Both of these situations, to the extent that you were able to reverse the sexes of the parties, would count as rape. Both of the men involved in the situation were very unhappy about what happened; neither was massively affected by it.

I am trying to get my head around the discrepancy between male and female responses to being in situations that would be comparable if the boots were on opposite feet. Whatever the reason for this is, I am wondering if this constitutes a justification for the fact that the converse situation (male on female 'rape') is not treated as seriously as it could be.

Not trying to derail - in fact I think it's at the heart of the matter and wonder if it knocks the stilts from under the OP's argument.

rootypig Thu 13-Nov-14 22:26:32

I don't think it's enough to suggest that men bring any legislative discrimination on themselves because a very tiny minority of the countries men are MPs.

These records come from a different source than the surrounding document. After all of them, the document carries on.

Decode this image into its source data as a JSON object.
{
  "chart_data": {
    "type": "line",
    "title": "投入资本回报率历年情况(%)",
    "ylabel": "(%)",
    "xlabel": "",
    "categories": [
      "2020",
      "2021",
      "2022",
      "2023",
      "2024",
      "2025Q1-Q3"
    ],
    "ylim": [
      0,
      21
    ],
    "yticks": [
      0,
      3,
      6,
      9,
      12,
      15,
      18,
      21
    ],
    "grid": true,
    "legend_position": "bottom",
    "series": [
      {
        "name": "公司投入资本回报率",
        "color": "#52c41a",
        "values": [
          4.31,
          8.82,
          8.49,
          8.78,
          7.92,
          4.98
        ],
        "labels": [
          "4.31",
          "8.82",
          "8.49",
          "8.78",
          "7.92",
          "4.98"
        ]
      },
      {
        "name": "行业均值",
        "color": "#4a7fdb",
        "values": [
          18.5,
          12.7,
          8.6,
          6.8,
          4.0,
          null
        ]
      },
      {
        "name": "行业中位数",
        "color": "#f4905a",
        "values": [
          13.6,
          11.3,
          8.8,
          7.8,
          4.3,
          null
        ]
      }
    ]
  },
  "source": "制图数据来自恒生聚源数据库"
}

Legislative discrimination. It's not as fancy as that. Most of the people in office are men. Certainly most of the people who write and interpret law are men. It is men who are in a position to make the change.

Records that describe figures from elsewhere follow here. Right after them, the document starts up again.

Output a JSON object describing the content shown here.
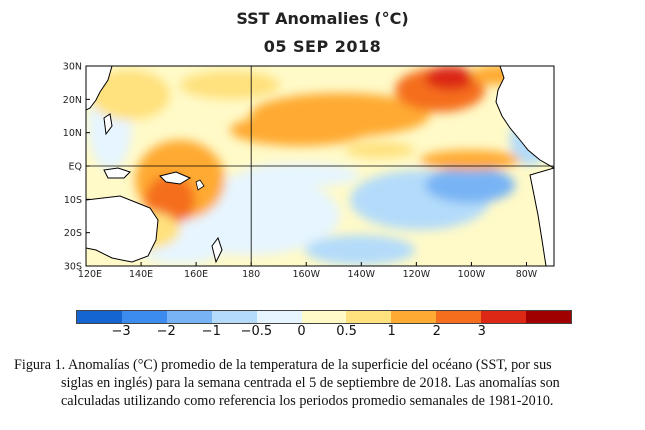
{
  "title": "SST Anomalies (°C)",
  "date": "05 SEP 2018",
  "map": {
    "lon_labels": [
      "120E",
      "140E",
      "160E",
      "180",
      "160W",
      "140W",
      "120W",
      "100W",
      "80W"
    ],
    "lat_labels": [
      "30N",
      "20N",
      "10N",
      "EQ",
      "10S",
      "20S",
      "30S"
    ]
  },
  "colorbar": {
    "colors": [
      "#1464d2",
      "#3c8cf0",
      "#78b4f5",
      "#b4dcfa",
      "#e6f5ff",
      "#fffac8",
      "#ffe17d",
      "#ffaa32",
      "#f56e1e",
      "#dc2814",
      "#a00000"
    ],
    "labels": [
      "−3",
      "−2",
      "−1",
      "−0.5",
      "0",
      "0.5",
      "1",
      "2",
      "3"
    ]
  },
  "caption": {
    "line1": "Figura 1. Anomalías (°C) promedio de la temperatura de la superficie del océano (SST, por sus",
    "line2": "siglas en inglés) para la semana centrada el 5 de septiembre  de 2018. Las anomalías son",
    "line3": "calculadas utilizando como referencia los periodos promedio semanales de 1981-2010."
  }
}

Why don't they? that is the more interesting question.

Imo, because they would prefer to adhere to the macho gender construct that excludes it.

AnyFucker Thu 13-Nov-14 22:27:51

Yes, you were criticising feminists for not campaigning for this

prashad Thu 13-Nov-14 22:28:30

Buffy...

I think the difference that it would make can be well demonstrated by the question, "How would you feel if the rape of women by men was just called 'sexual assault' instead and the term 'rape' abolished from our lexicon?".

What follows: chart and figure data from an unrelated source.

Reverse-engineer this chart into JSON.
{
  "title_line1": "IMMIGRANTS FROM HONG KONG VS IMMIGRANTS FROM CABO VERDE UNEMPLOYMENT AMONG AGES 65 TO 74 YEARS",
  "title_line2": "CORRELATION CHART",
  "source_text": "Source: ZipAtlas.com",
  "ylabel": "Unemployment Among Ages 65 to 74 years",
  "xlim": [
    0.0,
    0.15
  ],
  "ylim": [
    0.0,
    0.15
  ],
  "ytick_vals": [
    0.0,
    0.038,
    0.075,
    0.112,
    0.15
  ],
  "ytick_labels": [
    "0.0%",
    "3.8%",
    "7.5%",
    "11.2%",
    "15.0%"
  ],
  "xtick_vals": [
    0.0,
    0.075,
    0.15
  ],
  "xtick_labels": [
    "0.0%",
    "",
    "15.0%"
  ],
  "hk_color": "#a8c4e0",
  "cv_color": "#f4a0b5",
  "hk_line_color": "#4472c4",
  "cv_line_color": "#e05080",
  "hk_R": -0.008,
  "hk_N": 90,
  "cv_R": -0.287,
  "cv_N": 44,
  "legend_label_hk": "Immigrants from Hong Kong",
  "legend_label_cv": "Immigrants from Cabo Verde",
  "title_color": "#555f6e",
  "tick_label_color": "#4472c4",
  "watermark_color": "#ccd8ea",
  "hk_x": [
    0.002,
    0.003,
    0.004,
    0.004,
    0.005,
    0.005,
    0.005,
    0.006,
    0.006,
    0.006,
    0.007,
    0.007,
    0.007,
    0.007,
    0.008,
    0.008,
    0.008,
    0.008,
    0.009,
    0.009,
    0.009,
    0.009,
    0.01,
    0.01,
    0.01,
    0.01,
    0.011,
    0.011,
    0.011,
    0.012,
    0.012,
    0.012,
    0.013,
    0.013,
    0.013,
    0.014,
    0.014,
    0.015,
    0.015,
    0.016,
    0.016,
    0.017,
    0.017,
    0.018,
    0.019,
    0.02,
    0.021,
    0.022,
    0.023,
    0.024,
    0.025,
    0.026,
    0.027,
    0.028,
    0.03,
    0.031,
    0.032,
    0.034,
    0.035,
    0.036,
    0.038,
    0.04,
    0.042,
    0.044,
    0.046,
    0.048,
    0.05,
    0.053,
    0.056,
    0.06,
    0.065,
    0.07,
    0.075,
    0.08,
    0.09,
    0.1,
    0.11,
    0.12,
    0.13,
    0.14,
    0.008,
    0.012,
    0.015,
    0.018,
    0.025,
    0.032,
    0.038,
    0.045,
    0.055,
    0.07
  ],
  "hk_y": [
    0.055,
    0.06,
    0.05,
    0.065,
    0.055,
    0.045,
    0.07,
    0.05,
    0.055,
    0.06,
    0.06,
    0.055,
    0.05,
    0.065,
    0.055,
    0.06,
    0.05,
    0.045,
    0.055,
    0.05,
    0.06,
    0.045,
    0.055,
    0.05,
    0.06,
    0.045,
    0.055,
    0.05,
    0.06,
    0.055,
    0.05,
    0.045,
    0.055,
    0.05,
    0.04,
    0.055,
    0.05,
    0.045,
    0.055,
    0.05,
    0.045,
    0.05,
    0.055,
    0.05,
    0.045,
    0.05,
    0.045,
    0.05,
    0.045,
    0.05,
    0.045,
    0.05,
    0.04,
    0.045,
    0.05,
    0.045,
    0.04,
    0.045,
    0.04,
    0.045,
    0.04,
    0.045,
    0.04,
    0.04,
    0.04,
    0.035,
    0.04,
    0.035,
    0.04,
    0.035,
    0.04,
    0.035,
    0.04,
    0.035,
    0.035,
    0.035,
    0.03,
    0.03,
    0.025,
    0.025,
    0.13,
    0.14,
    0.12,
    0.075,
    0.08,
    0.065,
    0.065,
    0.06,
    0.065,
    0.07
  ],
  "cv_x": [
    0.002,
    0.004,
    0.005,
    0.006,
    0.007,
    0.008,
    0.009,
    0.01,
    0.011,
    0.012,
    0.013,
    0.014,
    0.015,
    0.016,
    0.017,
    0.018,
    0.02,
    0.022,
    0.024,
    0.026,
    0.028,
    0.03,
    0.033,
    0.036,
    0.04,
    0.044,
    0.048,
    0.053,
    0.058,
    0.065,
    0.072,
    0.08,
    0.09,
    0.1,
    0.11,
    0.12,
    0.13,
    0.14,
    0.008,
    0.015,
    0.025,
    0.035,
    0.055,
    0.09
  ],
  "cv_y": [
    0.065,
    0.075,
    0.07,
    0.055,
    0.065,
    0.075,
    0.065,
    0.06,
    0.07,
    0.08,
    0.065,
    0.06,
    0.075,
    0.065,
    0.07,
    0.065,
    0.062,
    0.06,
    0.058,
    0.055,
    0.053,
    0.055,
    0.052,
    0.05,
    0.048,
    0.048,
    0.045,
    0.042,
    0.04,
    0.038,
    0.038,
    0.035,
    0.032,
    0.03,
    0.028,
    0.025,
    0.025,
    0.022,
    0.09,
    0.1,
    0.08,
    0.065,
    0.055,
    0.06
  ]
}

Wouldn't you be against that? I would. I'm not sure I can quite explain why, but there is something about the word that indicates the severity of it, and there is something comforting about being able to brand the men with the disgusting label 'rapist'.

If I had two children, a boy and a girl; Both woke up one night to find their partner having sex with them. It seems odd to say to the girl "You were raped" but to the boy, "You weren't raped, you were sexually assaulted".

rootypig Thu 13-Nov-14 22:29:26

And damned if I think I should waste my time saving them from themselves, is the conclusion of those thoughts.

Agree with AF, how could you not have been criticising feminists. When I read your original post, it made sense to me and struck me as rather honest grin

YonicScrewdriver Thu 13-Nov-14 22:34:55

I am actually pro renaming rape to "grievous sexual bodily assault" or similar because I think lots of people do not see rape as the crime of violence it is but as "bad sexual etiquette" and phrases like "frape" minimise it.

And then Allison Pearson couldn't write an article called "Sorry but not all grievous sexual bodily assaults are the same" without sounding like even more of a twat than she does already.

Message withdrawn at poster's request.

YonicScrewdriver Thu 13-Nov-14 22:36:50

Your issue is that sexual assault covers a wide range of crimes whereas rape is something specific.

But in that situation (god forbid!) you would probably use "serious sexual assault" or similar to the male.